Emission impossible? Not any more. Soon we’ll know which cars REALLY are the cleanest
Emissions are something most of us will consider to one degree or another when selecting our next car. Whether that’s because we want to minimise the amount of tax we pay or for more environmentally friendly reasons, what comes out of the tailpipe is important.
But how do we know exactly what is being emitted?
Scenes likes this will soon be a thing of the past
Until now, we’ve had to go by what car companies tell us with their official figures. Of course, those numbers have taken a serious knock in credibility in the wake of the Volkswagen diesel scandal. That’s why the Mayors of London and Paris have got together to reveal an on-going emissions scoring system for residents of their respective cities.
Announced at the C40 Air’volution event in Paris, a database of all the gasses that emerge from car exhausts will be created. From there, this information will be available to all drivers so they can establish which cars are the cleanest and which are the worst.
It’s set to go live in the autumn and will be a free-to-access tool that Mayor Sadiq Khan says is there to address the consequences of official emissions testing. According to the Air’volution event, official tests underestimate the effects of ‘on-road’ driving which has led to some cars producing 12 times as much nitrous oxide on the road than in the laboratory.
Sadiq Khan at the Air’volution event
This database is the first major step towards the introduction of the Real Driving Emissions (RDE) tests set to come into force in 2021. Even then, car makers will have a period of grace where their products will be allowed to exceed the limits by up to 50%.
British company Emissions Analytics already measures real-world vehicle emissions and has compiled its own independent statistics. Nick Molden, CEO and founder of the company, says: “Both the Mayors of London and Paris have identified that vehicle emissions in the real world are a major contributor to the current air quality issue.
“This validates the work of Emissions Analytics, which has been recording on-road vehicle emissions for six years. We are delighted that both cities will be using our data to help inform consumer decisions.”
The current New European Drive Cycle (NEDC) is unfit for purpose
So, before long, we will be able to find out just how clean or otherwise many new cars are when driven in a normal fashion instead of being hooked up to sensors in test conditions. This begs the questions of why bother with the official tests at all if they cannot be trusted to be accurate.

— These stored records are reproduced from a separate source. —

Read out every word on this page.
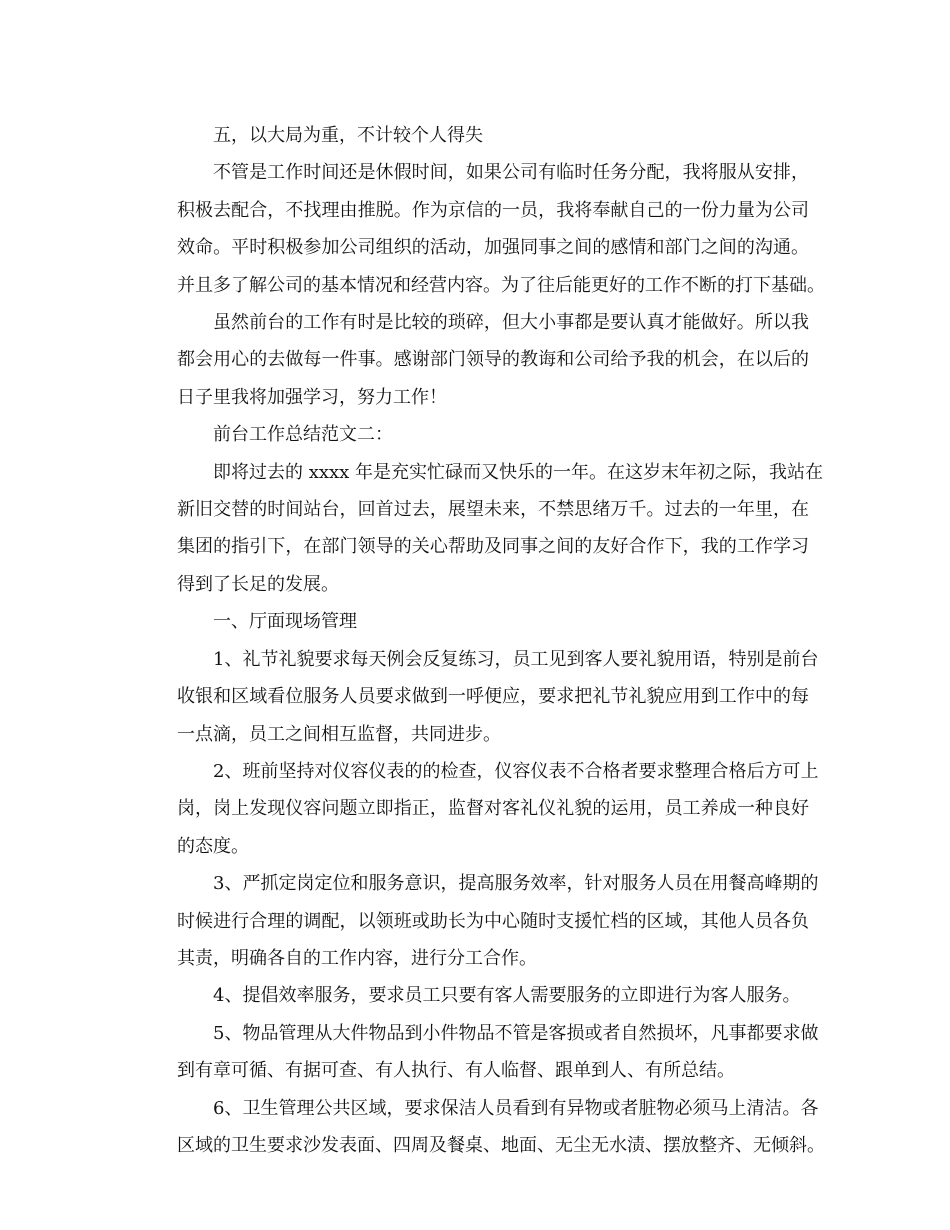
五，以大局为重，不计较个人得失
不管是工作时间还是休假时间，如果公司有临时任务分配，我将服从安排，
积极去配合，不找理由推脱。作为京信的一员，我将奉献自己的一份力量为公司
效命。平时积极参加公司组织的活动，加强同事之间的感情和部门之间的沟通。
并且多了解公司的基本情况和经营内容。为了往后能更好的工作不断的打下基础。
虽然前台的工作有时是比较的琐碎，但大小事都是要认真才能做好。所以我
都会用心的去做每一件事。感谢部门领导的教诲和公司给予我的机会，在以后的
日子里我将加强学习，努力工作！
前台工作总结范文二：
即将过去的 xxxx 年是充实忙碌而又快乐的一年。在这岁末年初之际，我站在
新旧交替的时间站台，回首过去，展望未来，不禁思绪万千。过去的一年里，在
集团的指引下，在部门领导的关心帮助及同事之间的友好合作下，我的工作学习
得到了长足的发展。
一、厅面现场管理
1、礼节礼貌要求每天例会反复练习，员工见到客人要礼貌用语，特别是前台
收银和区域看位服务人员要求做到一呼便应，要求把礼节礼貌应用到工作中的每
一点滴，员工之间相互监督，共同进步。
2、班前坚持对仪容仪表的的检查，仪容仪表不合格者要求整理合格后方可上
岗，岗上发现仪容问题立即指正，监督对客礼仪礼貌的运用，员工养成一种良好
的态度。
3、严抓定岗定位和服务意识，提高服务效率，针对服务人员在用餐高峰期的
时候进行合理的调配，以领班或助长为中心随时支援忙档的区域，其他人员各负
其责，明确各自的工作内容，进行分工合作。
4、提倡效率服务，要求员工只要有客人需要服务的立即进行为客人服务。
5、物品管理从大件物品到小件物品不管是客损或者自然损坏，凡事都要求做
到有章可循、有据可查、有人执行、有人临督、跟单到人、有所总结。
6、卫生管理公共区域，要求保洁人员看到有异物或者脏物必须马上清洁。各
区域的卫生要求沙发表面、四周及餐桌、地面、无尘无水渍、摆放整齐、无倾斜。
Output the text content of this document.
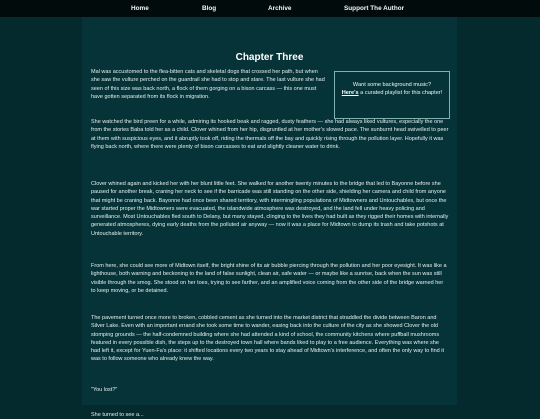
Home	Blog	Archive	Support The Author
Chapter Three
Want some background music?
Here's a curated playlist for this chapter!

Mal was accustomed to the flea-bitten cats and skeletal dogs that crossed her path, but when she saw the vulture perched on the guardrail she had to stop and stare. The last vulture she had seen of this size was back north, a flock of them gorging on a bison carcass — this one must have gotten separated from its flock in migration.

She watched the bird preen for a while, admiring its hooked beak and ragged, dusty feathers — she had always liked vultures, especially the one from the stories Baba told her as a child. Clover whined from her hip, disgruntled at her mother's slowed pace. The sunburnt head swivelled to peer at them with suspicious eyes, and it abruptly took off, riding the thermals off the bay and quickly rising through the pollution layer. Hopefully it was flying back north, where there were plenty of bison carcasses to eat and slightly cleaner water to drink.

Clover whined again and kicked her with her blunt little feet. She walked for another twenty minutes to the bridge that led to Bayonne before she paused for another break, craning her neck to see if the barricade was still standing on the other side, shielding her camera and child from anyone that might be craning back. Bayonne had once been shared territory, with intermingling populations of Midtowners and Untouchables, but once the war started proper the Midtowners were evacuated, the islandwide atmosphere was destroyed, and the land fell under heavy policing and surveillance. Most Untouchables fled south to Delany, but many stayed, clinging to the lives they had built as they rigged their homes with internally generated atmospheres, dying early deaths from the polluted air anyway — now it was a place for Midtown to dump its trash and take potshots at Untouchable territory.

From here, she could see more of Midtown itself, the bright shine of its air bubble piercing through the pollution and her poor eyesight. It was like a lighthouse, both warning and beckoning to the land of false sunlight, clean air, safe water — or maybe like a sunrise, back when the sun was still visible through the smog. She stood on her toes, trying to see farther, and an amplified voice coming from the other side of the bridge warned her to keep moving, or be detained.

The pavement turned once more to broken, cobbled cement as she turned into the market district that straddled the divide between Baron and Silver Lake. Even with an important errand she took some time to wander, easing back into the culture of the city as she showed Clover the old stomping grounds — the half-condemned building where she had attended a kind of school, the community kitchens where puffball mushrooms featured in every possible dish, the steps up to the destroyed town hall where bands liked to play to a free audience. Everything was where she had left it, except for Yuen-Fa's place: it shifted locations every two years to stay ahead of Midtown's interference, and often the only way to find it was to follow someone who already knew the way.

"You lost?"

She turned to see a...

Taking the subject of cheat devices out of the equation, as we cannot account for those who seek to circumvent legislation here, the official tests work in one simple way. That is they provide a level playing field where all cars are tested in the same way and in the same conditions, which means we can draw some comparisons between different models.
However, this is also where the mandated tests fall flat as there are so many variables that dictate how much pollution is emitted from a vehicle’s exhaust.
How we drive dictates our emissions
For example, the tests used at present were devised in the 1980s when vehicle emissions were a minor concern. The procedures and outcomes now are simply not fit for purpose as car design has changed so radically in the intervening 30 years. Now, most cars have air conditioning, heated rear windows and many other electrical features that can be switched off in a test to give the best result.
Yet we all use these functions every day and they put more demand on the engine, which in turn creates more emissions.
There is also the variability in driving styles between different users, even when they are in identical cars or even the same car shared by more than one driver. Not only are there personal fluctuations in how we drive, there are also environmental changes that have altered how cars perform in the real world compared to 30 years ago.
Congestion continues to grow and put a strain on things
For instance, congestion has grown in almost every major urban area so we spend more time stationary in the car than ever before. As not every car has a stop-start system fitted, and not every driver makes use of it, we cannot say if this has been countered by improved technology.
There are also more company vehicles on the road of all types and many have their fuel paid for by an employer, so the person driving the car or van or truck may well not be so concerned about using it in the most efficient manner. And then there’s the huge rise in the number of diesel-powered cars on the roads due to previous government incentives to swap to this fuel.
So, as you can see it’s far from clear-cut when trying to work out the emissions of a car in a laboratory compared to what actually comes out of the exhaust when it’s being driven by a human.
PHEVs like the Mitsubishi Outlander can only do so much
For us, the people who lease cars and use them every day, the new information that will be available soon from the offices of the London and Paris Mayors will be invaluable. This gold dust data will help us to make far more informed choices about the cars we decide to pay for and use every day.
It may also have an impact on the amount we pay as leasing companies and car makers will be watching the results even more keenly than you and I. Should a car prove to be noticeably better or worse than the claims from its manufacturer, it could spell success or ruin for its sales prospects.
Of course, we must bear in mind that this new data will be taken in a city environment, so there is the chance it will be skewed to a small degree because of the geographical location of the measurements.
Even so, this is a much better way to decide which cars are the cleanest and which are the most polluting, especially as cars tend to be at their environmental best when on the open road of a motorway.
An independent, repeatable and broad-based set of facts and figures is to be welcomed, particularly when it will be readily available to all drivers so we can make the right decisions on our next vehicle choice.